No association was apparent for drinking alcohol and ovarian cancer, or for smoking, with one exception. "It [smoking] does appear to increase the incidence of a rare type, mucinous ovarian tumors," she said, a subtype of epithelial ovarian cancer.


However, the researchers found an "inverse trend" for total caffeine intake and caffeinated coffee consumption and ovarian cancer, but the individual risk reductions didn't reach statistical significance.


The association for caffeine was strongest if the women had never used either birth control pills or hormones after menopause, Tworoger said. Why caffeine may be protective isn't certain, she said, but its consumption may lower estrogen levels, at least in postmenopausal women.


The study findings are published in the March 1 issue of Cancer.


Sherry Salway Black, executive director of the Ovarian Cancer National Alliance and an ovarian cancer survivor, agreed it's too early to recommend caffeine as a risk-lowering strategy.


Tworoger said her team plans to further study the caffeine-ovarian cancer link.


For now, she advised: "Always talk to your doctor before you make any huge lifestyle changes." And keep the risks in perspective, she added. "Because ovarian cancer is relatively rare, women should talk to their doctor first about the risk of getting ovarian cancer."


Black agreed, adding: "Know the symptoms of ovarian cancer. Know your family history and your risk and talk with your health-care provider." Get advice about what to do, she said, especially if you have a higher-than-average risk.


About 22,430 new cases of ovarian cancer were found in the United States in 2007, according to the American Cancer Society, and about 15,280 women died of the disease that year. Ovarian cancer is the eighth most common cancer in women -- not counting skin cancer -- and it's the fifth-leading cause of cancer death in women.


Symptoms include bloating, pelvic or abdominal pain, urinary frequency and difficulty eating or feeling full quickly.
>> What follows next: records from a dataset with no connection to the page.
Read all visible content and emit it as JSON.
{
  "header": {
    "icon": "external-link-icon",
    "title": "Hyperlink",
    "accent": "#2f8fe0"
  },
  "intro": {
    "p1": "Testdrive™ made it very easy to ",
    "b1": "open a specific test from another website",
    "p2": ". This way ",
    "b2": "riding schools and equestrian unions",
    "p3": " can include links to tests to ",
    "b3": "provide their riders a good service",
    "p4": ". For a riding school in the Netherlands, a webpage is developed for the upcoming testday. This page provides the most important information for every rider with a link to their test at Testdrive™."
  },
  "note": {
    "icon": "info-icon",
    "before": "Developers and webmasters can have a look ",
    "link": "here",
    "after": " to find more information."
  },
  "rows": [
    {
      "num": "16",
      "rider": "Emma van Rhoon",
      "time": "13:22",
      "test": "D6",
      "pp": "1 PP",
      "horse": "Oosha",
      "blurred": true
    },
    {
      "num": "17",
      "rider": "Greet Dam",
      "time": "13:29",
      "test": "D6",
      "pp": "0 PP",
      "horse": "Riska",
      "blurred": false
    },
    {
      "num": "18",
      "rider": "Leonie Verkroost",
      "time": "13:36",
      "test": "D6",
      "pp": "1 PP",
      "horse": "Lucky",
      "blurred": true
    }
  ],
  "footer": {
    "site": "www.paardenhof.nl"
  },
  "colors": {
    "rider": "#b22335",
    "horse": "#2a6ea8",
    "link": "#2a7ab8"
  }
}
In another study published this week, caffeine was found to increase the risk of miscarriage. Kaiser Permanente researchers in California looked at 1,063 pregnant members of the HMO and found those who drank 200 milligrams or more of caffeine a day -- about two or more cups of coffee or five 12-ounce sodas -- had twice the miscarriage risk of those who avoided caffeine entirely. Even smaller amounts increased risk, with women drinking less than 200 milligrams of caffeine a day showing more than a 40 percent increased risk of miscarriage, compared to those who took in no caffeine.


The study was published online in the January issue of the American Journal of Obstetrics and Gynecology.